Discuss book features:  Verb conjugations, vocabulary, grammar and cultural topics index.

Goals & Objectives of course + articulation: this course ->122->222
Grades, Hope scholarship, academic integrity
Extra credit and cultural events

IN CLASS PERFORMANCE:  I expect 90 min. to 2 hours of preparation for each of our MWF class sessions.  Your assignment is to read all pages indicated in the syllabus, and do all exercises on them (unless otherwise indicated).  You are expected to do assigned work on time, writing all exercises in a notebook with clear headings (correct date, page and exercise number) so that I can simply pass by your desk and tell you have tried to do these.  You should be able to attempt these without your notes in class.  We will often adapt exercises so that we have the kind of activity variety appropriate to various learning styles.  It is always better FOR YOUR GARDE to attempt an answer rather than remain silent, better to make mistakes rather than remain silent.  Successful learners are ALWAYS WILLING TO GUESS at an answer.  The class will usually begin with my asking if there were any questions about the homework or the grammar that goes with it.

Many of MY TESTS will be built partly from the "reality checks".  These review basic grammar points.  I have a variety of contextual ways to check your vacabulary, but for each test you will probably find at least one small "odd-man-out" exercise.  The idea is to read four words or expressions horizontally, find that three of them fit neatly in a category which you will discern, and one does not.  You cross that one out.  Each test from that of chapter one on will contain two video activities, based on our Deux Mondes video tape.  The first is in digital form on the Deux Mondes Mac-specific video CDR.  The activities will be very much like those on your "video practice" web site.

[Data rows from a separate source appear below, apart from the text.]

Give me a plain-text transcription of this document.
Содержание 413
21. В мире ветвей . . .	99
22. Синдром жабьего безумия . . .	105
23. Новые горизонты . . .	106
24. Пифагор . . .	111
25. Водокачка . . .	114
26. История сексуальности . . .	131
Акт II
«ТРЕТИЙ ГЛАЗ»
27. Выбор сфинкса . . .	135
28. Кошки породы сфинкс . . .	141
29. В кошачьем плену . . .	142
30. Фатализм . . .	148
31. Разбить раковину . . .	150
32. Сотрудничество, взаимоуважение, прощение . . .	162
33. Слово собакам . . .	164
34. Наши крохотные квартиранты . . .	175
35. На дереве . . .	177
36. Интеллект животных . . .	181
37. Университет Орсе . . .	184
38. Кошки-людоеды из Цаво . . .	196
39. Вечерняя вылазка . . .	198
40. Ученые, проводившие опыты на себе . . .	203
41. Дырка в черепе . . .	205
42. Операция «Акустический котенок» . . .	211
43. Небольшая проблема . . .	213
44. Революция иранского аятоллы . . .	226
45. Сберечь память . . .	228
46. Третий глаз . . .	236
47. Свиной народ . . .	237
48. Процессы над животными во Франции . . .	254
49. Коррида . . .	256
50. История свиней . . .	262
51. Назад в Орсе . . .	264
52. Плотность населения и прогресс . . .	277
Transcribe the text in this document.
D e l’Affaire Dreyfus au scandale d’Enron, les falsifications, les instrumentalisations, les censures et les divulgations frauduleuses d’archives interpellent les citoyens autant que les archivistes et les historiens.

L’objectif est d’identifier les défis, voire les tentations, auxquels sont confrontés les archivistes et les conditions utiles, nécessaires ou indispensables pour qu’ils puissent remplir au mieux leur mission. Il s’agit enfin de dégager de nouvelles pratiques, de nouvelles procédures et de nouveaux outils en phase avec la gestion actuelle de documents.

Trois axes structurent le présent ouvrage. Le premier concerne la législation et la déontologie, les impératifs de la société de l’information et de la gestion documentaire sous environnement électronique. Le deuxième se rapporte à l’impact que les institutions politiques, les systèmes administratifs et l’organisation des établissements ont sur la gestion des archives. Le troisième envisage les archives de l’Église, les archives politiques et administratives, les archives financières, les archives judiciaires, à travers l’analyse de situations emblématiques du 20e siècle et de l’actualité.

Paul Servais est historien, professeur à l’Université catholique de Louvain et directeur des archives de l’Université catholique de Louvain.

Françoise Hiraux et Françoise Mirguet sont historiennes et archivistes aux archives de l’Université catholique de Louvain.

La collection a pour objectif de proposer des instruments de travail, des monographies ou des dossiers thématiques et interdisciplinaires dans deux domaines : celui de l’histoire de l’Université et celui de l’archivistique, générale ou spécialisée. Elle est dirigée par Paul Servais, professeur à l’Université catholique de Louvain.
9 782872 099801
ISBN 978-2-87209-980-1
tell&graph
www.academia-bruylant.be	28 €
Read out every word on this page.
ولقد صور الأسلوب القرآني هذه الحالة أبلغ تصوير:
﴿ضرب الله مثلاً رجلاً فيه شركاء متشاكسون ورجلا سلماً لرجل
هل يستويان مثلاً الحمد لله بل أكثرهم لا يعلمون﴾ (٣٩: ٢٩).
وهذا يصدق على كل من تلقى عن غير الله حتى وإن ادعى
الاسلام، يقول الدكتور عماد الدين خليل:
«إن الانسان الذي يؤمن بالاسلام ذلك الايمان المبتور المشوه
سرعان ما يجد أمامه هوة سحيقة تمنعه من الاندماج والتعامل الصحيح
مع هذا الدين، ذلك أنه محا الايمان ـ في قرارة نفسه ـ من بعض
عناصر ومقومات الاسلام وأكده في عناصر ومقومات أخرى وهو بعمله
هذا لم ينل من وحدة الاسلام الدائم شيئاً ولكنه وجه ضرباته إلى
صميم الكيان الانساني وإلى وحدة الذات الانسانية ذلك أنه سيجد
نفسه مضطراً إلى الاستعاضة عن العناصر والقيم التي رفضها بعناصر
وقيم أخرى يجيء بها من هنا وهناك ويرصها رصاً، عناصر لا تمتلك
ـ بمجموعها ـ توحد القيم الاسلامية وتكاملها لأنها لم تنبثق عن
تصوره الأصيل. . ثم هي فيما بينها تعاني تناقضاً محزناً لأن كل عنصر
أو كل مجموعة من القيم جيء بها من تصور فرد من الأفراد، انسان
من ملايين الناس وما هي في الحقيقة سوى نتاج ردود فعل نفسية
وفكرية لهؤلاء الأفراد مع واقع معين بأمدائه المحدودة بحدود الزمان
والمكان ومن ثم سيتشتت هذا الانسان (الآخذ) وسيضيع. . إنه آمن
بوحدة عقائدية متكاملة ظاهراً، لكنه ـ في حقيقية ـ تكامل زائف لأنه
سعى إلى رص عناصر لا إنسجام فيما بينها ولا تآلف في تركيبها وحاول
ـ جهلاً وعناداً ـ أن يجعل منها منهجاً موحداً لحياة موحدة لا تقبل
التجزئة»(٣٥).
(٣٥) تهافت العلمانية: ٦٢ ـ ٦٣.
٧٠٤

ORAL ACTIVITIES:  All of you will be expected to give oral responses called for in the activities we do on class.  I will also have you read aloud, especially from reading selection with the earphone icon next to them.  In addition, wherever you see scheduled something called "2 phrases", this means that you will have memorized two French sentences from the chapter related to eachother and to the chapter theme.  I will ask you to recite these the day they are scheduled.  If you are absent that day, you might have to recite them the second you step back into class.  Finally, we have five oral projects.  I have written a special advice essay for you on oral performance at http://www.utm.edu/departments/french/f115oral.html

LAB:  As you can see, we ask you to sign up for two lab periods (50 min.) per week.  This is as much a part of your class as the regulr class sessions, except that you do not need to prepare for a lab, and you will be working on your own with the help of software and web sites instead of a teacher.  We make you responsible for your time there by taking roll, insisting that you show us what you have done, and by testing you on a variety of the activities available.  You must examine all of your academic, organisation, work and social calendars to find the best time for this work.  Read the "Procedure to sign up" under "Lab Work" in your syllabus.  You will never run out of work to do in the lab.  There, you can do a number of activities which will be repeated (some times verbatim) on the tests.  If you are not getting 100% of these sections right, then you might consider spending more time in the lab. LAB IS FOR LANGUAGE WORK ONLY.  If you are seen using it for entertainment, you will be given an "absent" for the session, and will have to make it up.

WRITTEN WORK: We ask that you write answers to your assigned textbook exercises in a notebook labeled properly so I can look over your shoulder and see you have attempted in good faith to do them.  Lab work can either be reported via our lab sheets or printed out and handed to me if you want me to look at a particular exercise.  For the rest, I will occasionally ask for a short report and there are also those cultural event reports.  I insist that these be typed and I give you my permission to send them by email (either as a Microsoft Word attachment or  in the body of the message).  I am particularly concerned that you learn to to handle accenteed letters on the computer, because you will be doing it all your lives.